Optionally, the updating unit 404 may specifically be configured to:
and selecting a first threshold with the corresponding accuracy as a preset value from the plurality of thresholds.
And updating the corresponding relation of the first sample, the first threshold and the AP into a sample library.
Optionally, the apparatus may further include: a selection unit 405.
The calculating unit 402 is further configured to calculate a matching value of the first sample and the candidate sample.
A selecting unit 405, configured to select the candidate sample as a similar sample of the first sample if the matching degree value calculated by the calculating unit 402 exceeds a first threshold.
Optionally, the updating unit 404 is further configured to update the similar sample of the first sample into the sample library.
The functions of each functional module of the device in the above embodiments of the present description may be implemented through each step of the above method embodiments, and therefore, a specific working process of the device provided in one embodiment of the present description is not repeated herein.
In the apparatus for updating samples in a sample library provided in one embodiment of the present specification, the obtaining unit 401 obtains a first sample to be updated to the sample library.
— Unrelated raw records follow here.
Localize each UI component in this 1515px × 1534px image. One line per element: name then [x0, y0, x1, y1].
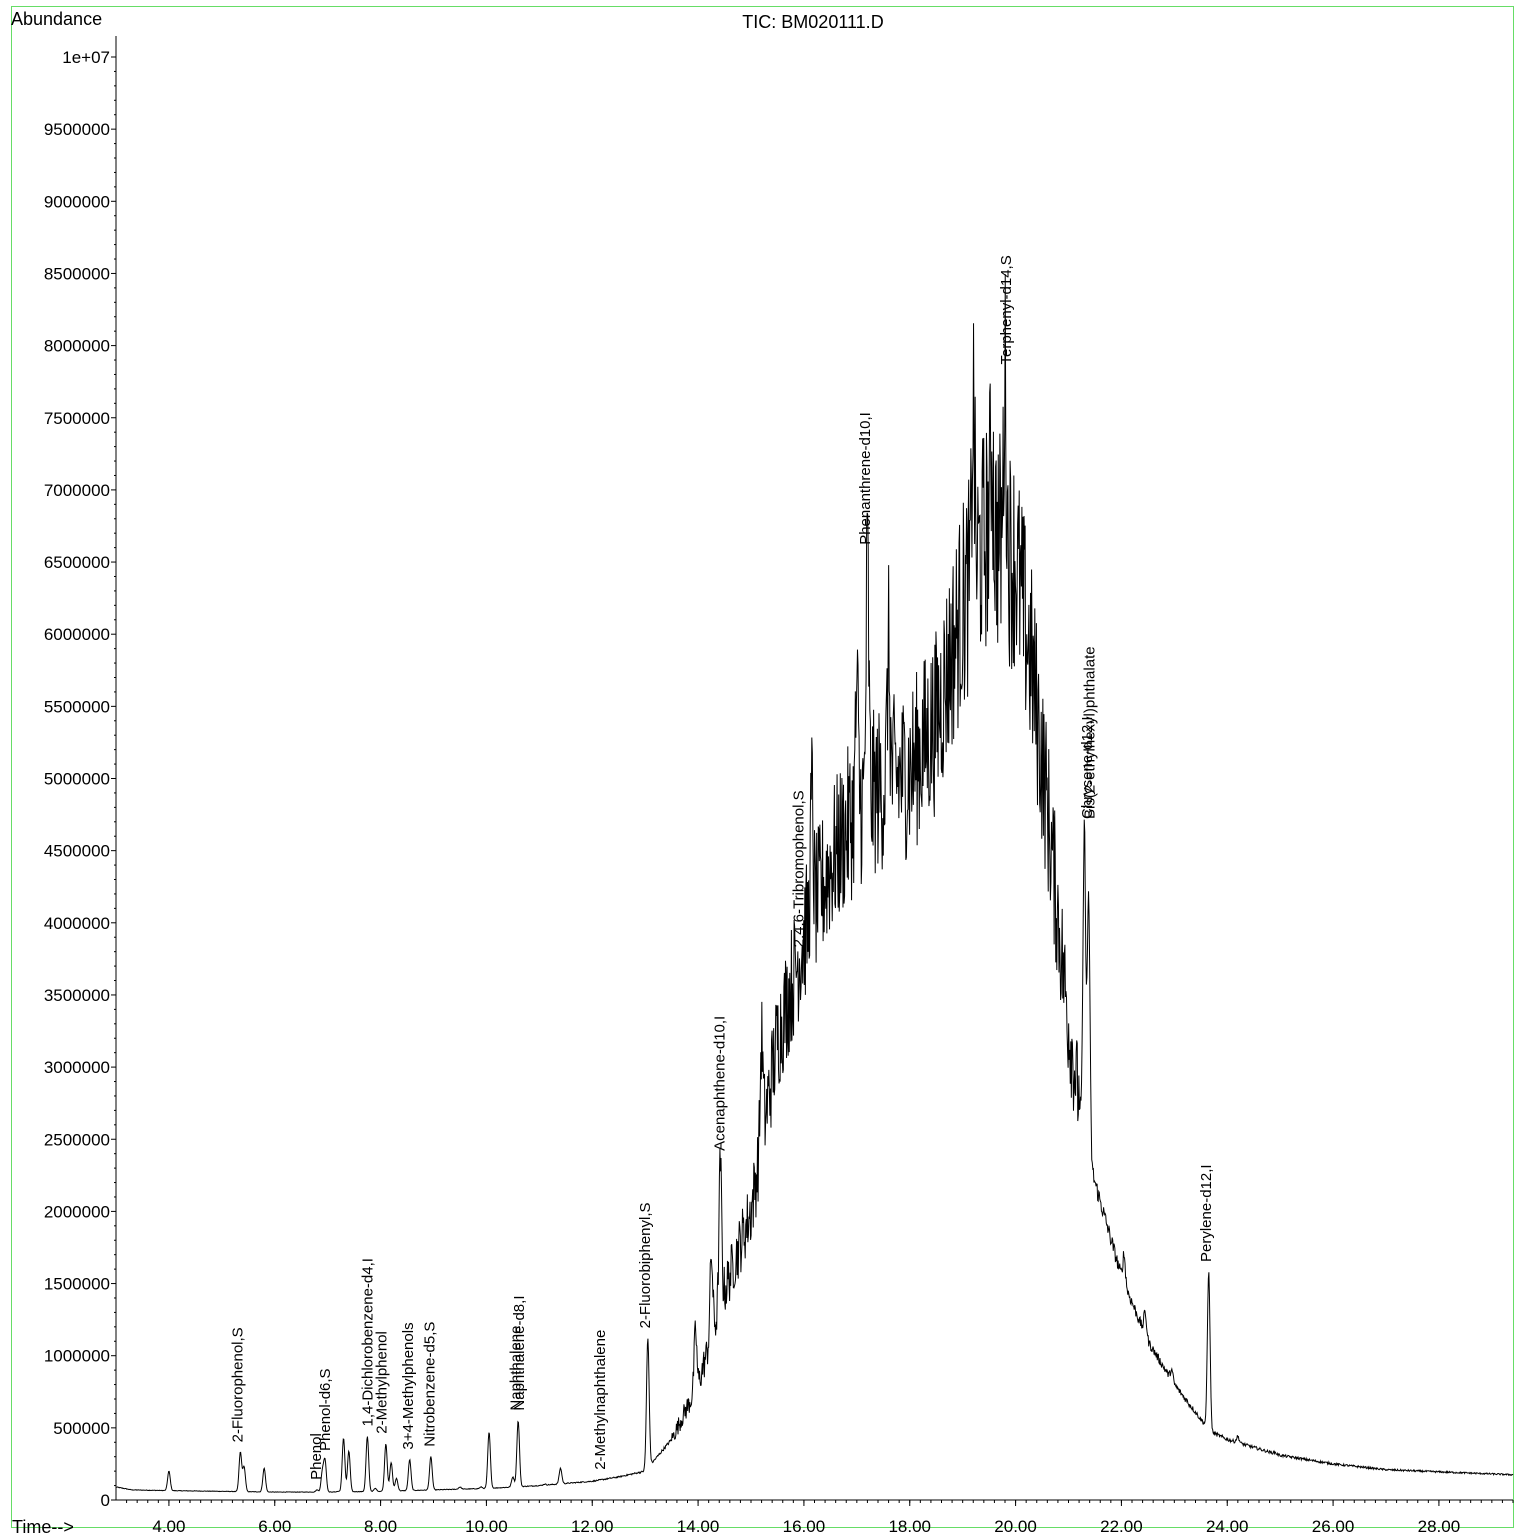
x-axis-label: Time--> [12, 1517, 74, 1534]
peak-annotation: Phenanthrene-d10,I [857, 412, 874, 545]
y-tick-label: 7000000 [44, 481, 110, 500]
x-tick-label: 12.00 [571, 1517, 614, 1534]
y-tick-label: 2000000 [44, 1202, 110, 1221]
x-tick-label: 22.00 [1100, 1517, 1143, 1534]
x-tick-label: 16.00 [783, 1517, 826, 1534]
y-tick-label: 0 [101, 1491, 110, 1510]
y-tick-label: 6000000 [44, 625, 110, 644]
x-tick-label: 18.00 [888, 1517, 931, 1534]
x-tick-label: 14.00 [677, 1517, 720, 1534]
peak-annotation: 1,4-Dichlorobenzene-d4,I [359, 1258, 376, 1426]
y-tick-label: 5500000 [44, 697, 110, 716]
peak-annotation: Perylene-d12,I [1198, 1164, 1215, 1262]
x-tick-label: 6.00 [258, 1517, 291, 1534]
peak-annotation: 3+4-Methylphenols [400, 1322, 417, 1449]
peak-annotation: Terphenyl-d14,S [998, 255, 1015, 364]
peak-annotation: Phenol [308, 1433, 325, 1480]
tic-trace [115, 274, 1514, 1493]
x-tick-label: 4.00 [152, 1517, 185, 1534]
peak-annotation: Nitrobenzene-d5,S [421, 1322, 438, 1447]
x-tick-label: 24.00 [1206, 1517, 1249, 1534]
y-tick-label: 1000000 [44, 1347, 110, 1366]
peak-annotation: Chrysene-d12,I [1079, 716, 1096, 819]
peak-annotation: 2-Methylnaphthalene [592, 1330, 609, 1470]
y-tick-label: 8000000 [44, 337, 110, 356]
peak-annotation: Naphthalene-d8,I [511, 1296, 528, 1411]
peak-annotation: 2-Fluorophenol,S [230, 1327, 247, 1442]
peak-annotation: 2,4,6-Tribromophenol,S [791, 790, 808, 947]
peak-annotation: Phenol-d6,S [317, 1368, 334, 1451]
y-tick-label: 9000000 [44, 192, 110, 211]
y-tick-label: 5000000 [44, 770, 110, 789]
peak-annotation: 2-Fluorobiphenyl,S [637, 1202, 654, 1328]
x-tick-label: 10.00 [465, 1517, 508, 1534]
x-tick-label: 8.00 [364, 1517, 397, 1534]
chart-title: TIC: BM020111.D [742, 12, 883, 32]
y-tick-label: 4500000 [44, 842, 110, 861]
y-tick-label: 3500000 [44, 986, 110, 1005]
peak-annotation: Naphthalene [508, 1326, 525, 1411]
chart-frame [11, 6, 1514, 1528]
y-tick-label: 1e+07 [62, 48, 110, 67]
x-tick-label: 20.00 [994, 1517, 1037, 1534]
y-tick-label: 6500000 [44, 553, 110, 572]
y-tick-label: 3000000 [44, 1058, 110, 1077]
y-tick-label: 1500000 [44, 1275, 110, 1294]
y-axis-label: Abundance [11, 9, 102, 29]
y-tick-label: 2500000 [44, 1130, 110, 1149]
y-tick-label: 4000000 [44, 914, 110, 933]
x-tick-label: 28.00 [1418, 1517, 1461, 1534]
y-tick-label: 500000 [53, 1419, 110, 1438]
y-tick-label: 8500000 [44, 264, 110, 283]
x-tick-label: 26.00 [1312, 1517, 1355, 1534]
y-tick-label: 9500000 [44, 120, 110, 139]
y-tick-label: 7500000 [44, 409, 110, 428]
peak-annotation: Bis(2-ethylhexyl)phthalate [1082, 646, 1099, 819]
peak-annotation: Acenaphthene-d10,I [711, 1016, 728, 1151]
peak-annotation: 2-Methylphenol [374, 1331, 391, 1434]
The calculating unit 402 calculates similarity values between the first sample and a plurality of preset samples to which sample labels have been added. The determination unit 403 determines a predicted label corresponding to each threshold value from the similarity value and the plurality of threshold values. For the prediction label corresponding to each threshold, the determining unit 403 determines the corresponding accuracy and recall rate according to the prediction label and the sample label, thereby determining a plurality of accuracy rates and recall rates. The calculating unit 402 calculates an average accuracy AP of the first sample according to the plurality of accuracies and the recall rate. When the AP satisfies a preset condition, the updating unit 404 updates the first sample to the sample library. Thereby, the quality of the samples in the sample database can be controlled more reliably.
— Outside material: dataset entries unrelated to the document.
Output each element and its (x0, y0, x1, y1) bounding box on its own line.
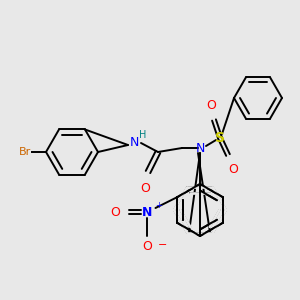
Text: O: O (142, 240, 152, 253)
Text: −: − (158, 240, 167, 250)
Text: O: O (206, 99, 216, 112)
Text: O: O (228, 163, 238, 176)
Text: +: + (155, 202, 162, 211)
Text: N: N (195, 142, 205, 154)
Text: S: S (215, 131, 225, 145)
Text: O: O (111, 206, 121, 218)
Text: Br: Br (19, 147, 31, 157)
Text: O: O (140, 182, 150, 195)
Text: N: N (130, 136, 140, 148)
Text: H: H (139, 130, 146, 140)
Text: N: N (142, 206, 153, 218)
Those skilled in the art will recognize that, in one or more of the examples described above, the functions described in this invention may be implemented in hardware, software, firmware, or any combination thereof. When implemented in software, the functions may be stored on or transmitted over as one or more instructions or code on a computer-readable medium.
The above-mentioned embodiments, objects, technical solutions and advantages of the present invention are further described in detail, it should be understood that the above-mentioned embodiments are only exemplary embodiments of the present invention, and are not intended to limit the scope of the present invention, and any modifications, equivalent substitutions, improvements and the like made on the basis of the technical solutions of the present invention should be included in the scope of the present invention.